Not surprisingly, the boater kept going.
Five years ago, a bigger fool in a bigger boat went by me at even closer quarters and an even faster rate of speed in the Intracoastal Waterway. He flipped me in 14 feet of water. He, too, kept on trucking.
Unfortunately, these two boaters are the rule, rather than the exception. It’s the rare power boater who will slow down to a safe speed when passing a kayak. As a result, I generally avoid those waters frequented by power boats, especially on weekends during the summer when our waters are full of inexperienced boaters with coolers full of beer.
This morning, though, I was fishing home turf where few boaters venture. The water there is shallow, and the deeper channels poorly marked.

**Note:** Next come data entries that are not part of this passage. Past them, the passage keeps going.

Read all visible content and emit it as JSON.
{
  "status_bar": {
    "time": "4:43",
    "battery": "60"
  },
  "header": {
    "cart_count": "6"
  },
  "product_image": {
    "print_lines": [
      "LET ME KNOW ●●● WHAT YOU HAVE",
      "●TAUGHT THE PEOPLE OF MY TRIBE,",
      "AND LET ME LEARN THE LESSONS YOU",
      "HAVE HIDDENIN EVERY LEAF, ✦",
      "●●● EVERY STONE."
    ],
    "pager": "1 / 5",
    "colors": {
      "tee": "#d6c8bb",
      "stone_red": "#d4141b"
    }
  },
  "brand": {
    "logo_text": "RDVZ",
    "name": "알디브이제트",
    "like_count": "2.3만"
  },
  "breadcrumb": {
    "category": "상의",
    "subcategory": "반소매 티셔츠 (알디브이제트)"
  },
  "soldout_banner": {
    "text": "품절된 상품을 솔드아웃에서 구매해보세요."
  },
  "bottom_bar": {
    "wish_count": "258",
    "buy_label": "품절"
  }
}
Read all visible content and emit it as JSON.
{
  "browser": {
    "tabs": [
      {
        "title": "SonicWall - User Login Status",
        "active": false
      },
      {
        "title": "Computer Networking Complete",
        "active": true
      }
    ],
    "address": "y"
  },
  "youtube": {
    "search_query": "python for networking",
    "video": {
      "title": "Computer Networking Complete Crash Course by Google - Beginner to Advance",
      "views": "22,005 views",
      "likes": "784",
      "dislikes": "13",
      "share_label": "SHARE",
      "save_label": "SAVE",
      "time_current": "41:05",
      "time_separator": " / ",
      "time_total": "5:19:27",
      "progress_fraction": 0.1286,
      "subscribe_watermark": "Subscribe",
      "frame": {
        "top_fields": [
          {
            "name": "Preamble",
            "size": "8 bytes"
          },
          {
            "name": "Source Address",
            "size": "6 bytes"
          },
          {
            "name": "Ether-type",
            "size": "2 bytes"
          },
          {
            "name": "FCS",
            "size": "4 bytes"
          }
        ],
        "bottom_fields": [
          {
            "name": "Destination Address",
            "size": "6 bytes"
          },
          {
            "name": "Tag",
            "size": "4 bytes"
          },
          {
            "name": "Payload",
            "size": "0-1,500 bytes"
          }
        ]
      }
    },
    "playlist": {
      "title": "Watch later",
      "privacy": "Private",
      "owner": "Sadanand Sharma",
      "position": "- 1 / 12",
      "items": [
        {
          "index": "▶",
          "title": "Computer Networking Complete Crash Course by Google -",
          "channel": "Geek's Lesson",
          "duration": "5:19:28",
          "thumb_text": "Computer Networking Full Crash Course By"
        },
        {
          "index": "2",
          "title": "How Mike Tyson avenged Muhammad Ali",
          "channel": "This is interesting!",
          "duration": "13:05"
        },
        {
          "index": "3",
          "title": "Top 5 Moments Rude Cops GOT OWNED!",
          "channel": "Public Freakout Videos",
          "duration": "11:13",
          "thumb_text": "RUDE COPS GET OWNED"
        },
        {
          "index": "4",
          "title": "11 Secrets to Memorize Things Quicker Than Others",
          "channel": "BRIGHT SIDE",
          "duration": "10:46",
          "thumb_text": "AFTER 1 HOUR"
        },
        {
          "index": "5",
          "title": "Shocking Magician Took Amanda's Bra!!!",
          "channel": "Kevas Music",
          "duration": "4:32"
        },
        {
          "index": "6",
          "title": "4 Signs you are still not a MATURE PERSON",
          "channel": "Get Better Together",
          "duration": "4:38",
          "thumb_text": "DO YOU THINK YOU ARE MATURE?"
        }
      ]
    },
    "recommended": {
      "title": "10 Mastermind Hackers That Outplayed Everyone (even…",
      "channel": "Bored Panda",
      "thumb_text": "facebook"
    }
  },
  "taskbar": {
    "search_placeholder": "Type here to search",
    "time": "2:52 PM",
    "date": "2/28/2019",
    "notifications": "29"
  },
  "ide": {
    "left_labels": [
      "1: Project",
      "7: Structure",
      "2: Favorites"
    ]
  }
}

Jagged and unseen oyster beds await to chew up fiberglass hulls steered by inattentive captains. But you’re never safe from the bozo in a boat.
To my boating friends here, let me urge as emphatically as I can: SLOW DOWN when passing a vessel whose only power of locomotion is a paddle. Give it a wide berth and keep your wake to a minimum. You are legally responsible for any damage it causes.
The boater this morning was zipping through an unmarked, historic channel that doesn’t appear on any charts. Only locals know about it. I’ll see him again in his 21-foot, white Carolina Skiff with the blue T-top and the 110 Yamaha four stroke on the back.
I’m Italian. We don’t stay mad for long, but we always get even.